Curcumenol

Spectrofluorometric and molecular docking studies on the binding of curcumenol and curcumenone to human serum albumin.[Pubmed:25756376]

Int J Mol Sci. 2015 Mar 6;16(3):5180-93.

Curcumenol and curcumenone are two major constituents of the plants of medicinally important genus of Curcuma, and often govern the pharmacological effect of these plant extracts. These two compounds, isolated from C. zedoaria rhizomes were studied for their binding to human serum albumin (HSA) using the fluorescence quench titration method. Molecular docking was also performed to get a more detailed insight into their interaction with HSA at the binding site. Additions of these sesquiterpenes to HSA produced significant fluorescence quenching and blue shifts in the emission spectra of HSA. Analysis of the fluorescence data pointed toward moderate binding affinity between the ligands and HSA, with curcumenone showing a relatively higher binding constant (2.46 x 105 M-1) in comparison to Curcumenol (1.97 x 104 M-1). Cluster analyses revealed that site I is the preferred binding site for both molecules with a minimum binding energy of -6.77 kcal.mol-1. However, binding of these two molecules to site II cannot be ruled out as the binding energies were found to be -5.72 and -5.74 kcal.mol-1 for Curcumenol and curcumenone, respectively. The interactions of both ligands with HSA involved hydrophobic interactions as well as hydrogen bonding.

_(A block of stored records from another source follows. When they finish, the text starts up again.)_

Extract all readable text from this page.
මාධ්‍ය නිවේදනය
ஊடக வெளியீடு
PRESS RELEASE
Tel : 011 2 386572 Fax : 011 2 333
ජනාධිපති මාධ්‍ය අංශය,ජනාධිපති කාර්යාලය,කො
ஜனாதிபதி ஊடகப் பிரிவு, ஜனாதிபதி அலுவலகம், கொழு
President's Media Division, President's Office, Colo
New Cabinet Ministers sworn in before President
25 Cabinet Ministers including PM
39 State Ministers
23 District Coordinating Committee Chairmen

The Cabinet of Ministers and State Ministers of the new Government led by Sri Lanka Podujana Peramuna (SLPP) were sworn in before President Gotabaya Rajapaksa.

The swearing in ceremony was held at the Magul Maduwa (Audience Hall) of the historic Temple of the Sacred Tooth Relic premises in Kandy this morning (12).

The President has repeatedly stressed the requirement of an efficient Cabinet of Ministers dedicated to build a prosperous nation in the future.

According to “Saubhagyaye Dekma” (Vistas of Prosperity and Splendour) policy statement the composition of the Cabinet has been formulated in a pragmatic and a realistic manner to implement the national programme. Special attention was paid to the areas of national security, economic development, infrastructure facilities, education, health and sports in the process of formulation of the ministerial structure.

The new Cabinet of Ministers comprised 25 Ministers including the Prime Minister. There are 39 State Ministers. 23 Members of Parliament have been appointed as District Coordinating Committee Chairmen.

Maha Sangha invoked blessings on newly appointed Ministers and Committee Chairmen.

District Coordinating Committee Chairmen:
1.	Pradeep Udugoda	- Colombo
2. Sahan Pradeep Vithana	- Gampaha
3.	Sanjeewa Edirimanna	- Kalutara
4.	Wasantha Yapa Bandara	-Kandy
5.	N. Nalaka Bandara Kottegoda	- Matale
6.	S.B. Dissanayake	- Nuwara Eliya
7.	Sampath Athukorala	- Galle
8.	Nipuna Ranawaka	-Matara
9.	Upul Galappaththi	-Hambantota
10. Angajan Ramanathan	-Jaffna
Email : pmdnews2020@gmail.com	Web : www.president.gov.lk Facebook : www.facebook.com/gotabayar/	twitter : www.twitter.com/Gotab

Inhibitory effects of curcumenol on human liver cytochrome P450 enzymes.[Pubmed:20148399]

Phytother Res. 2010 Aug;24(8):1213-6.

Curcumenol, one of the major components of Zedoary turmeric oil, has been widely used to treat cancer and inflammation. As an antibiotic or anticancer drug, Curcumenol is highly likely to be used in combination with various synthetic drugs in most cases, thus it is necessary to evaluate potential pharmacokinetic drug-drug interactions induced by Curcumenol. In this study, the inhibitory effects of Curcumenol on seven CYP isoforms were investigated, and the results demonstrated that only CYP3A4 was strongly inhibited (IC(50) = 12.6 +/- 1.3 microM). Kinetic analysis showed the inhibition type was competitive with K(i) value of 10.8 microM. Time- and NADPH-dependent inhibitions were also investigated to show Curcumenol is not a mechanism-based inhibitor. Employing these in vitro data and maximum plasma concentration of Curcumenol in human predicted from beagle dog's in vivo pharmacokinetic data, the change in AUC of victim drugs was predicted to be 0.4%, which suggested that Curcumenol may be safely used without inducing metabolic drug-drug interaction through P450 inhibition. Nevertheless, due to the limited pharmacokinetic data available for Curcumenol in humans, it is still not possible to evaluate its potential clinical effects on human patients from in vitro data. Thus, the magnitude of drug-drug interaction (DDI) induced by Curcumenol warrants further investigation.